= Sovetsky pisatel =

Soviet and Russian book publisher

Sovetsky Pisatel (Советский писатель, lit. "Soviet Writer") is a Soviet and Russian book publisher headquartered in Moscow, Russia. It focused on releasing the new works of Soviet authors. It was established in 1934, since 1938 served as the publisher for the Union of Soviet Writers, in 1992 it was turned into a commercial organization, owned by Arseny Larionov.

The company was founded by the Union of Soviet Writers' organising committee prior to the First Congress of Soviet Writers in 1933. It was then called Sovetskaya Literatura (Советская литература, "Soviet Literature"). Sovetsky Pisatel was the result of a merger between Sovetskaya Literatura and two Soviet publishing companies —Moscow Writers Partnership (Московское товарищество писателей) and Writers' Publishing House in Leningrad (Издательство писателей в Ленинграде)—in 1934. The first books under that title were published after the First Congress of the Soviet Writers in November 1934.

The company had offices in Moscow and Leningrad. In Soviet era the publisher released about 500 titles a year, 40% of which were foreign books translated from the languages of the Soviet Union. Since 1938 it was controlled and operated by the Union of Soviet Writers.

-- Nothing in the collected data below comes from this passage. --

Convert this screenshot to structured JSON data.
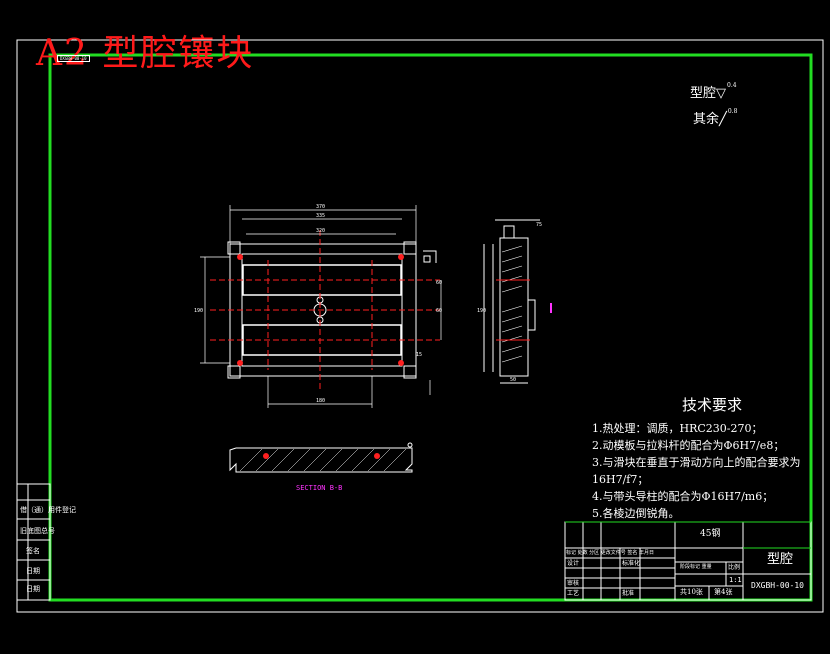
{
  "drawing": {
    "title": "A2 型腔镶块",
    "stamp": "DXGBH-00-10"
  },
  "roughness": {
    "cavity": "型腔",
    "cavity_value": "0.4",
    "rest": "其余",
    "rest_value": "0.8"
  },
  "dimensions": {
    "top_overall": "370",
    "top_inner1": "335",
    "top_inner2": "320",
    "bottom": "180",
    "left_outer": "190",
    "right_a": "60",
    "right_b": "60",
    "right_c": "15",
    "side_top": "75",
    "side_left": "190",
    "side_bottom": "50"
  },
  "section_label": "SECTION B-B",
  "tech_requirements": {
    "heading": "技术要求",
    "items": [
      "1.热处理：调质，HRC230-270；",
      "2.动模板与拉料杆的配合为Φ6H7/e8；",
      "3.与滑块在垂直于滑动方向上的配合要求为",
      "16H7/f7；",
      "4.与带头导柱的配合为Φ16H7/m6；",
      "5.各棱边倒锐角。"
    ]
  },
  "title_block": {
    "material": "45钢",
    "part_name": "型腔",
    "drawing_no": "DXGBH-00-10",
    "scale_header": "比例",
    "scale": "1:1",
    "sheets_total": "共10张",
    "sheet_no": "第4张",
    "rows": [
      "标记 处数 分区 更改文件号 签名 年月日",
      "设计",
      "审核",
      "工艺"
    ],
    "mid_labels": [
      "标准化",
      "批准"
    ],
    "stage_labels": "阶段标记 重量"
  },
  "side_panel": {
    "items": [
      "借（通）用件登记",
      "旧底图总号",
      "签名",
      "日期",
      "日期"
    ]
  }
}
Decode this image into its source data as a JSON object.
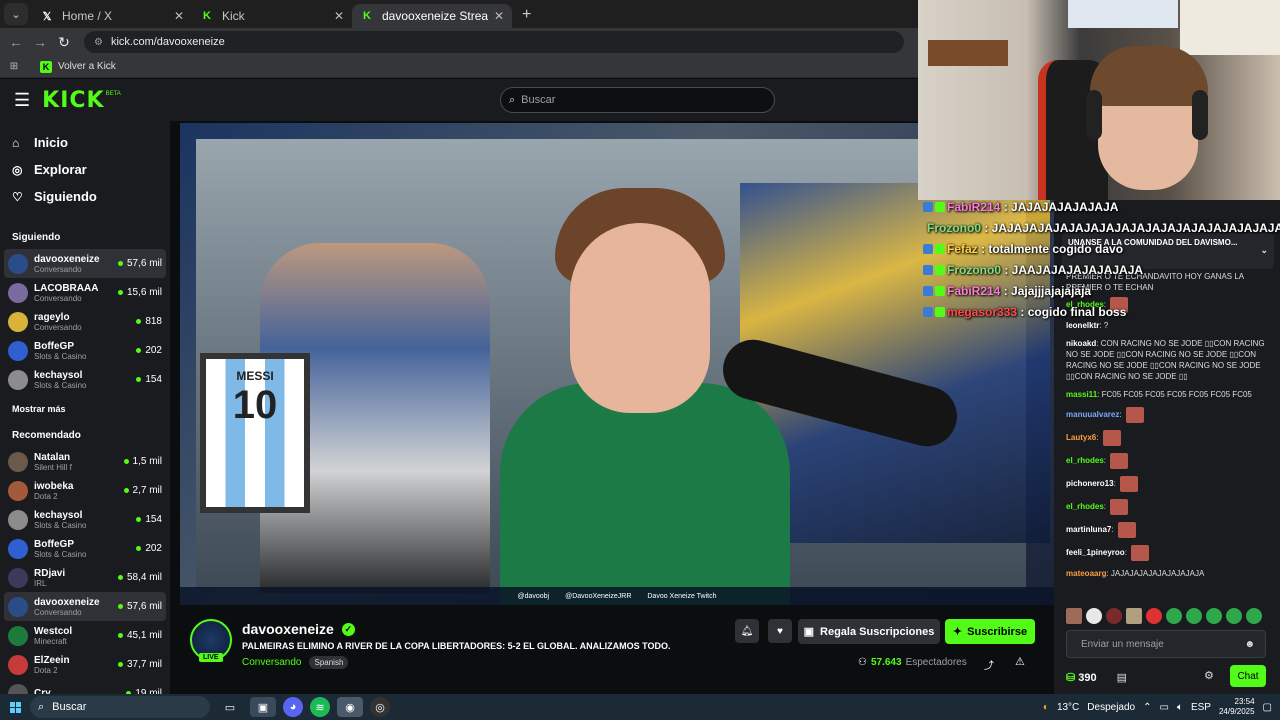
{
  "browser": {
    "tabs": [
      {
        "label": "Home / X",
        "icon": "x-logo-icon"
      },
      {
        "label": "Kick",
        "icon": "kick-logo-icon"
      },
      {
        "label": "davooxeneize Stream - Watch Live",
        "icon": "kick-logo-icon",
        "active": true
      }
    ],
    "url": "kick.com/davooxeneize",
    "bookmark": "Volver a Kick"
  },
  "header": {
    "logo": "KICK",
    "beta": "BETA",
    "search_placeholder": "Buscar"
  },
  "sidebar": {
    "nav": [
      {
        "label": "Inicio",
        "icon": "home-icon"
      },
      {
        "label": "Explorar",
        "icon": "compass-icon"
      },
      {
        "label": "Siguiendo",
        "icon": "heart-icon"
      }
    ],
    "following_title": "Siguiendo",
    "following": [
      {
        "name": "davooxeneize",
        "category": "Conversando",
        "viewers": "57,6 mil",
        "color": "#2a4d8a"
      },
      {
        "name": "LACOBRAAA",
        "category": "Conversando",
        "viewers": "15,6 mil",
        "color": "#7b6a9e"
      },
      {
        "name": "rageylo",
        "category": "Conversando",
        "viewers": "818",
        "color": "#d9b23a"
      },
      {
        "name": "BoffeGP",
        "category": "Slots & Casino",
        "viewers": "202",
        "color": "#2f5fd0"
      },
      {
        "name": "kechaysol",
        "category": "Slots & Casino",
        "viewers": "154",
        "color": "#8c8c8c"
      }
    ],
    "show_more": "Mostrar más",
    "recommended_title": "Recomendado",
    "recommended": [
      {
        "name": "Natalan",
        "category": "Silent Hill f",
        "viewers": "1,5 mil",
        "color": "#6b5a4a"
      },
      {
        "name": "iwobeka",
        "category": "Dota 2",
        "viewers": "2,7 mil",
        "color": "#a35a3a"
      },
      {
        "name": "kechaysol",
        "category": "Slots & Casino",
        "viewers": "154",
        "color": "#8c8c8c"
      },
      {
        "name": "BoffeGP",
        "category": "Slots & Casino",
        "viewers": "202",
        "color": "#2f5fd0"
      },
      {
        "name": "RDjavi",
        "category": "IRL",
        "viewers": "58,4 mil",
        "color": "#3a3a5a"
      },
      {
        "name": "davooxeneize",
        "category": "Conversando",
        "viewers": "57,6 mil",
        "color": "#2a4d8a"
      },
      {
        "name": "Westcol",
        "category": "Minecraft",
        "viewers": "45,1 mil",
        "color": "#1e7a3a"
      },
      {
        "name": "ElZeein",
        "category": "Dota 2",
        "viewers": "37,7 mil",
        "color": "#c63a3a"
      },
      {
        "name": "Cry",
        "category": "",
        "viewers": "19 mil",
        "color": "#555555"
      }
    ]
  },
  "player": {
    "overlay_bar": [
      "@davoobj",
      "@DavooXeneizeJRR",
      "Davoo Xeneize Twitch"
    ],
    "shirt_number": "10",
    "shirt_name": "MESSI"
  },
  "stream": {
    "streamer": "davooxeneize",
    "live": "LIVE",
    "title": "PALMEIRAS ELIMINO A RIVER DE LA COPA LIBERTADORES: 5-2 EL GLOBAL. ANALIZAMOS TODO.",
    "category": "Conversando",
    "language": "Spanish",
    "gift_button": "Regala Suscripciones",
    "subscribe_button": "Suscribirse",
    "viewers": "57.643",
    "viewers_label": "Espectadores"
  },
  "chat": {
    "pinned": "UNANSE A LA COMUNIDAD DEL DAVISMO...",
    "pinned_reply": "PREMIER O TE ECHANDAVITO HOY GANAS LA PREMIER O TE ECHAN",
    "messages": [
      {
        "user": "el_rhodes",
        "text": "",
        "color": "#53fc18",
        "emote": true
      },
      {
        "user": "leonelktr",
        "text": "?",
        "color": "#ffffff",
        "emote": false
      },
      {
        "user": "nikoakd",
        "text": "CON RACING NO SE JODE ▯▯CON RACING NO SE JODE ▯▯CON RACING NO SE JODE ▯▯CON RACING NO SE JODE ▯▯CON RACING NO SE JODE ▯▯CON RACING NO SE JODE ▯▯",
        "color": "#ffffff",
        "emote": false
      },
      {
        "user": "massi11",
        "text": "FC05 FC05 FC05 FC05 FC05 FC05 FC05",
        "color": "#53fc18",
        "emote": false
      },
      {
        "user": "manuualvarez",
        "text": "",
        "color": "#7aa7ff",
        "emote": true
      },
      {
        "user": "Lautyx6",
        "text": "",
        "color": "#ff9e3d",
        "emote": true
      },
      {
        "user": "el_rhodes",
        "text": "",
        "color": "#53fc18",
        "emote": true
      },
      {
        "user": "pichonero13",
        "text": "",
        "color": "#ffffff",
        "emote": true
      },
      {
        "user": "el_rhodes",
        "text": "",
        "color": "#53fc18",
        "emote": true
      },
      {
        "user": "martinluna7",
        "text": "",
        "color": "#ffffff",
        "emote": true
      },
      {
        "user": "feeli_1pineyroo",
        "text": "",
        "color": "#ffffff",
        "emote": true
      },
      {
        "user": "mateoaarg",
        "text": "JAJAJAJAJAJAJAJAJAJA",
        "color": "#ff9e3d",
        "emote": false
      }
    ],
    "input_placeholder": "Enviar un mensaje",
    "points": "390",
    "chat_button": "Chat"
  },
  "overlay_chat": [
    {
      "user": "FabiR214",
      "text": "JAJAJAJAJAJAJA",
      "color": "#ff7ad9"
    },
    {
      "user": "Frozono0",
      "text": "JAJAJAJAJAJAJAJAJAJAJAJAJAJAJAJAJAJAJA",
      "color": "#7ee081"
    },
    {
      "user": "Fefaz",
      "text": "totalmente cogido davo",
      "color": "#ffd24a"
    },
    {
      "user": "Frozono0",
      "text": "JAAJAJAJAJAJAJAJA",
      "color": "#7ee081"
    },
    {
      "user": "FabiR214",
      "text": "Jajajjjajajajaja",
      "color": "#ff7ad9"
    },
    {
      "user": "megasor333",
      "text": "cogido final boss",
      "color": "#ff4a4a"
    }
  ],
  "taskbar": {
    "search": "Buscar",
    "weather": "13°C",
    "weather_desc": "Despejado",
    "lang": "ESP",
    "time": "23:54",
    "date": "24/9/2025"
  }
}
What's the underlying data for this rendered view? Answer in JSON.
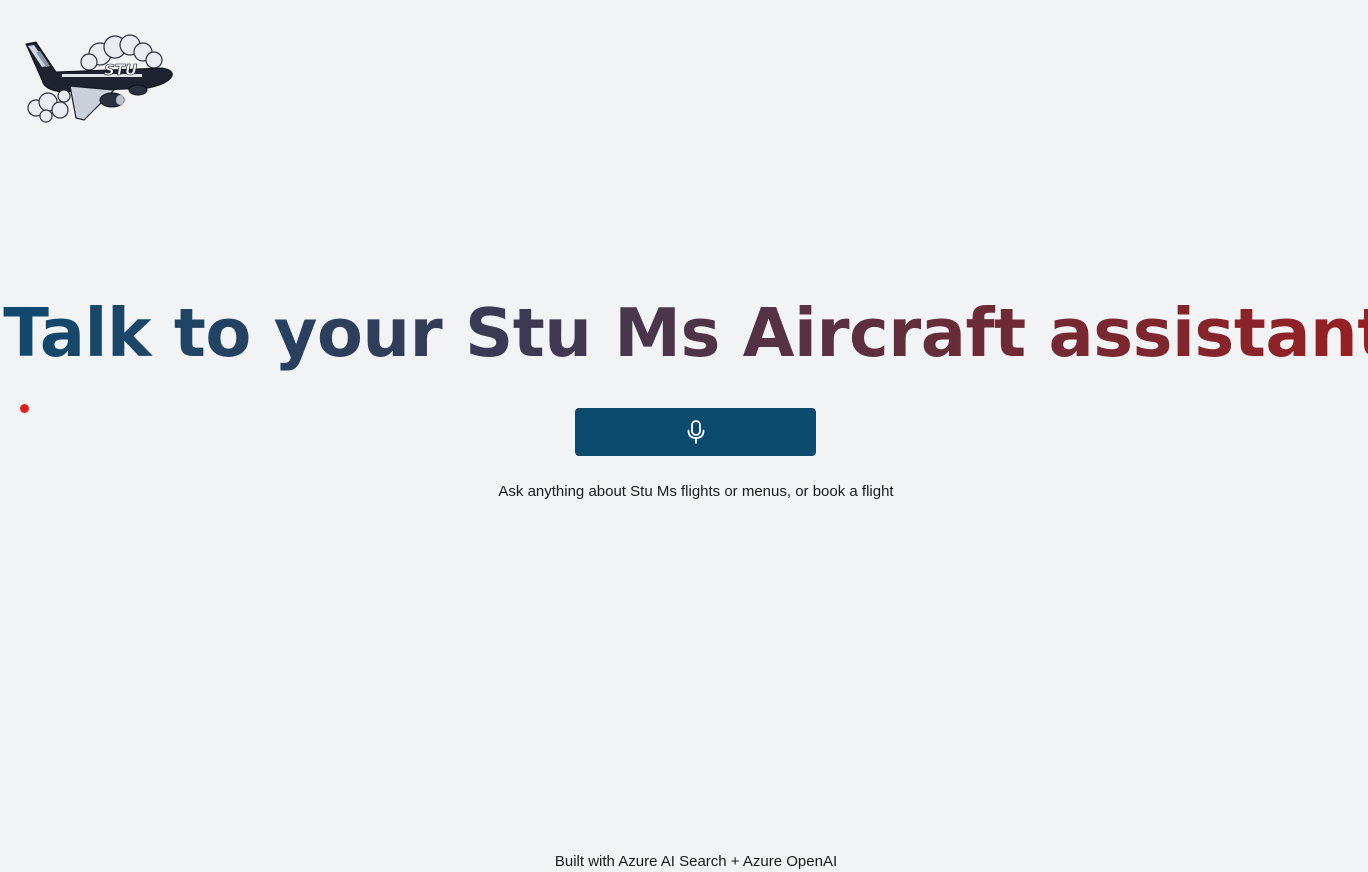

With the dissolution of the Soviet Union the Union of Soviet Writers ceased to exist. The Leningrad department of Sovetsky Pisatel ceased operations in 1992. The Moscow department was transformed into a limited liability company, and another book publishing company Sovremenniy Pisatel (Современный писатель, lit. "a contemporary writer") was established on its basis, but it was later renamed back to Sovetsky Pisatel.